1. "All financial series belong to the so-called time series, in which the order of values is important." - nobody denies this and this order is not violated, even though it is a time series. You, having trained the model on the prices P1, P2, P3...Pn, do not change their order when testing on Out Of Samples or in real use.
2. I agree with you on one thing: if the input is 100% rubbish predictors, we get 100% rubbish in the output. This is obvious and no one is arguing with it. All I am saying is that there are algorithms where it doesn't matter to cull the data, because they give good results on Out Of Samples with any amount of rubbish data other than 100%, because rubbish data is not used de facto. It is also important here to distinguish between algorithms for which data dimensionality reduction is critical, such as with principal component analysis or autoencoders, and algorithms that are insensitive to data dimensionality.
"In the stock market, research on the relationship between economic causes and direction of movement is common, but none of this applies to intraday intervals." - Well, it does, and it does apply to intraday intervals, such as the release of Non-Farm Payrolls.
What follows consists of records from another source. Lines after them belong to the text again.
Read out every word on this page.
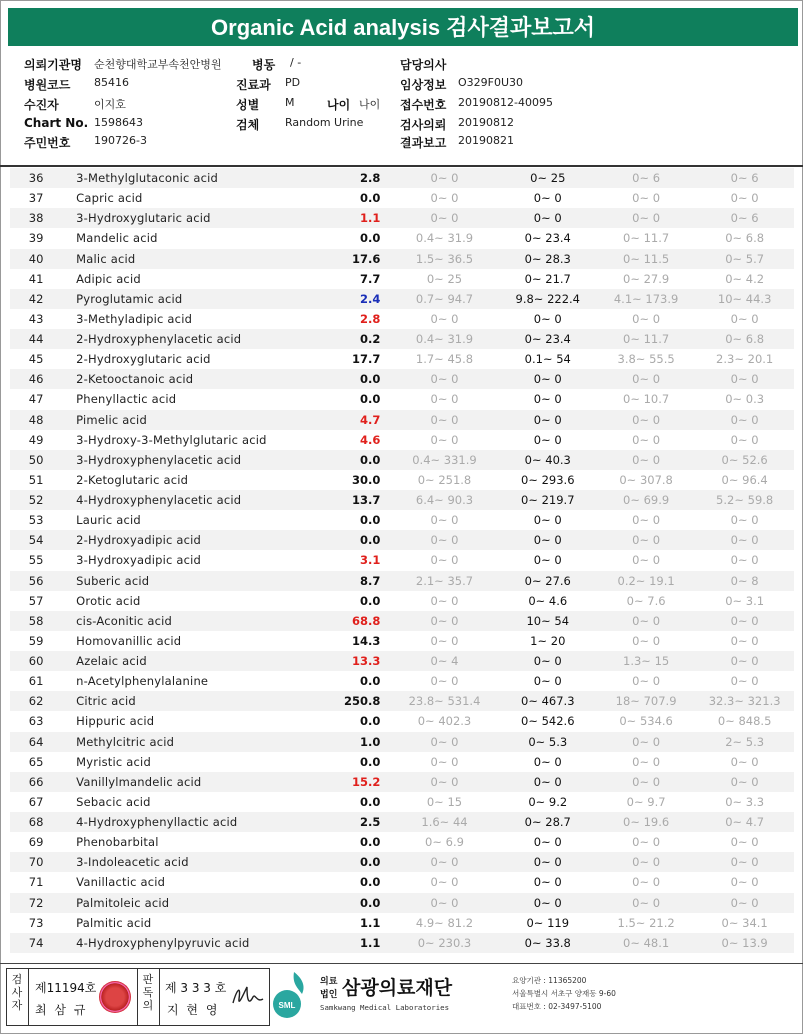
Organic Acid analysis 검사결과보고서
의뢰기관명 순천향대학교부속천안병원	병동 / -	담당의사
병원코드 85416	진료과 PD	임상정보 O329F0U30
수진자	이지호	성별 M	나이 나이 접수번호 20190812-40095
Chart No. 1598643	검체 Random Urine	검사의뢰 20190812
주민번호 190726-3	결과보고 20190821
36	3-Methylglutaconic acid	2.8	0~ 0	0~ 25	0~ 6	0~ 6
37	Capric acid	0.0	0~ 0	0~ 0	0~ 0	0~ 0
38	3-Hydroxyglutaric acid	1.1	0~ 0	0~ 0	0~ 0	0~ 6
39	Mandelic acid	0.0	0.4~ 31.9	0~ 23.4	0~ 11.7	0~ 6.8
40	Malic acid	17.6	1.5~ 36.5	0~ 28.3	0~ 11.5	0~ 5.7
41	Adipic acid	7.7	0~ 25	0~ 21.7	0~ 27.9	0~ 4.2
42	Pyroglutamic acid	2.4	0.7~ 94.7	9.8~ 222.4	4.1~ 173.9	10~ 44.3
43	3-Methyladipic acid	2.8	0~ 0	0~ 0	0~ 0	0~ 0
44	2-Hydroxyphenylacetic acid	0.2	0.4~ 31.9	0~ 23.4	0~ 11.7	0~ 6.8
45	2-Hydroxyglutaric acid	17.7	1.7~ 45.8	0.1~ 54	3.8~ 55.5	2.3~ 20.1
46	2-Ketooctanoic acid	0.0	0~ 0	0~ 0	0~ 0	0~ 0
47	Phenyllactic acid	0.0	0~ 0	0~ 0	0~ 10.7	0~ 0.3
48	Pimelic acid	4.7	0~ 0	0~ 0	0~ 0	0~ 0
49	3-Hydroxy-3-Methylglutaric acid	4.6	0~ 0	0~ 0	0~ 0	0~ 0
50	3-Hydroxyphenylacetic acid	0.0	0.4~ 331.9	0~ 40.3	0~ 0	0~ 52.6
51	2-Ketoglutaric acid	30.0	0~ 251.8	0~ 293.6	0~ 307.8	0~ 96.4
52	4-Hydroxyphenylacetic acid	13.7	6.4~ 90.3	0~ 219.7	0~ 69.9	5.2~ 59.8
53	Lauric acid	0.0	0~ 0	0~ 0	0~ 0	0~ 0
54	2-Hydroxyadipic acid	0.0	0~ 0	0~ 0	0~ 0	0~ 0
55	3-Hydroxyadipic acid	3.1	0~ 0	0~ 0	0~ 0	0~ 0
56	Suberic acid	8.7	2.1~ 35.7	0~ 27.6	0.2~ 19.1	0~ 8
57	Orotic acid	0.0	0~ 0	0~ 4.6	0~ 7.6	0~ 3.1
58	cis-Aconitic acid	68.8	0~ 0	10~ 54	0~ 0	0~ 0
59	Homovanillic acid	14.3	0~ 0	1~ 20	0~ 0	0~ 0
60	Azelaic acid	13.3	0~ 4	0~ 0	1.3~ 15	0~ 0
61	n-Acetylphenylalanine	0.0	0~ 0	0~ 0	0~ 0	0~ 0
62	Citric acid	250.8	23.8~ 531.4	0~ 467.3	18~ 707.9	32.3~ 321.3
63	Hippuric acid	0.0	0~ 402.3	0~ 542.6	0~ 534.6	0~ 848.5
64	Methylcitric acid	1.0	0~ 0	0~ 5.3	0~ 0	2~ 5.3
65	Myristic acid	0.0	0~ 0	0~ 0	0~ 0	0~ 0
66	Vanillylmandelic acid	15.2	0~ 0	0~ 0	0~ 0	0~ 0
67	Sebacic acid	0.0	0~ 15	0~ 9.2	0~ 9.7	0~ 3.3
68	4-Hydroxyphenyllactic acid	2.5	1.6~ 44	0~ 28.7	0~ 19.6	0~ 4.7
69	Phenobarbital	0.0	0~ 6.9	0~ 0	0~ 0	0~ 0
70	3-Indoleacetic acid	0.0	0~ 0	0~ 0	0~ 0	0~ 0
71	Vanillactic acid	0.0	0~ 0	0~ 0	0~ 0	0~ 0
72	Palmitoleic acid	0.0	0~ 0	0~ 0	0~ 0	0~ 0
73	Palmitic acid	1.1	4.9~ 81.2	0~ 119	1.5~ 21.2	0~ 34.1
74	4-Hydroxyphenylpyruvic acid	1.1	0~ 230.3	0~ 33.8	0~ 48.1	0~ 13.9
검사자
제11194호
최 삼 규
판독의
제 3 3 3 호
지 현 영	SML
의료
법인 삼광의료재단
Samkwang Medical Laboratories
요양기관 : 11365200
서울특별시 서초구 양재동 9-60
대표번호 : 02-3497-5100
3. of course I understand you, everyone earns as he can, but have you ever implemented any machine learning algorithms yourself? I am convinced that in order to understand how an algorithm works, you need to write it yourself from scratch. Believe me, in this case you will discover things that are not written about in books. And even seemingly obvious elements that seemed easy before, actually work differently than you thought:) Regards.
In addition, when building machine learning models on intraday intervals, formal, mathematical values such as indicators are used. And as it turns out, it is very easy to include various kinds of rubbish in the model and the rule "rubbish in - rubbish out" starts to work.
....
3. of course I understand you, everyone earns as he knows how, but have you ever implemented any machine learning algorithms yourself? I am convinced that in order to understand how an algorithm works, you need to write it yourself from scratch. Believe me, in this case you will discover things that are not written about in books. And even seemingly obvious elements that seemed easy before, actually work differently than you thought:) Respectfully.